A CLI tool for centrally managing MCP server configurations across multiple AI clients.
Each AI client maintains its own MCP server config in its own file. Adding a new server means editing configs for Claude Desktop, Claude Code, Cursor, VS Code, and others — each with slightly different formats and paths. There's no way to give different clients different sets of servers.
- One registry — define each MCP server once in a central config
- Groups — organize servers into named sets (e.g., "dev-tools", "work", "personal")
- Per-client assignments — assign different groups to different clients
- Per-project assignments — give Claude Code projects their own server sets
- Import — pull in existing servers from any client's config (including Claude Code project-level configs)

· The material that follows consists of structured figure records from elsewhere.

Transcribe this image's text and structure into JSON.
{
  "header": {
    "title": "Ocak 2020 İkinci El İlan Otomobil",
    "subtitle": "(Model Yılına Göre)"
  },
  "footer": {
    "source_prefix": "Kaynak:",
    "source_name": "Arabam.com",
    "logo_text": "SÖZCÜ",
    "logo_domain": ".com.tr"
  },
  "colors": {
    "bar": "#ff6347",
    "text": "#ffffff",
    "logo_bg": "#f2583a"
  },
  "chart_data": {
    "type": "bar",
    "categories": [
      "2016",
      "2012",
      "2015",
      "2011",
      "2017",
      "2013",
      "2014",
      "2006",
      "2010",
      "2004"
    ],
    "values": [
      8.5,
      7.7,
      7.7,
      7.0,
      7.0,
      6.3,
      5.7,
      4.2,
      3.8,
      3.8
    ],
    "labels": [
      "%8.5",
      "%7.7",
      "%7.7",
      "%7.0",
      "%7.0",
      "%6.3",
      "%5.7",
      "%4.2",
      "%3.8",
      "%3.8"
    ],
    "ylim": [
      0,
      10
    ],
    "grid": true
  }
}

- Sync — write the right servers to the right clients with one command
- Additive only — never touches servers it didn't create
# From source
uv tool install /path/to/mcpoyle
# From PyPI (coming soon)
uvx mcpoyleRequires Python 3.12+.
# Import your existing servers from Claude Desktop
mcp import claude-desktop
# See what was imported
mcp list
# Create a group and add servers to it
mcp groups create dev-tools --description "Core development servers"
mcp groups add-server dev-tools ctx
mcp groups add-server dev-tools prm
# Assign the group to a client
mcp assign claude-desktop dev-tools
# Preview what would change
mcp sync --dry-run
# Sync for real
mcp syncAssign different server groups to different Claude Code projects:
mcp assign claude-code dev-tools --project ~/Code/my-app
mcp assign claude-code minimal --project ~/Code/scripts
mcp sync claude-code| Client | Detection | Config Path |
|---|---|---|
| Claude Desktop | /Applications/Claude.app |
~/Library/Application Support/Claude/claude_desktop_config.json |
| Claude Code | ~/.claude.json |
~/.claude.json (global + per-project) |
| Cursor | /Applications/Cursor.app |
~/.cursor/mcp.json |
| VS Code | /Applications/Visual Studio Code.app |
~/Library/Application Support/Code/User/settings.json |
| Windsurf | /Applications/Windsurf.app |
~/.windsurf/mcp.json |
| Zed | /Applications/Zed.app |
~/.config/zed/settings.json |
| JetBrains | ~/.config/JetBrains/*/mcp.json |
~/.config/JetBrains/*/mcp.json |
Run mcp reference for the full command reference, or see COMMANDS.md.
mcp list List all servers
mcp add <name> --command <cmd> Add a server
mcp remove <name> Remove a server
mcp enable/disable <name> Toggle a server
mcp show <name> Show server details
mcp groups list List groups
mcp groups create <name> Create a group
mcp groups add-server <group> <server> Add server to group
mcp clients Detect installed clients
mcp assign <client> <group> Assign group to client
mcp assign <client> <group> --project Per-project (Claude Code)
mcp sync [--dry-run] Sync all clients
mcp import <client> Import existing servers
- MCPoyle reads the client's config file
- Removes entries tagged with
__mcpoyle(previously managed) - Writes the current resolved server set (all tagged with
__mcpoyle) - Servers not managed by MCPoyle are never touched
Sync is idempotent — running it twice produces the same result. Config files are backed up (.bak) before each write.
Central config lives at ~/.config/mcpoyle/config.json, created automatically on first use.
MCPoyle stores env values as-is. For secrets, use secret manager references (e.g., op://Dev/... for 1Password) rather than plaintext — MCPoyle will pass them through and your runtime can resolve them.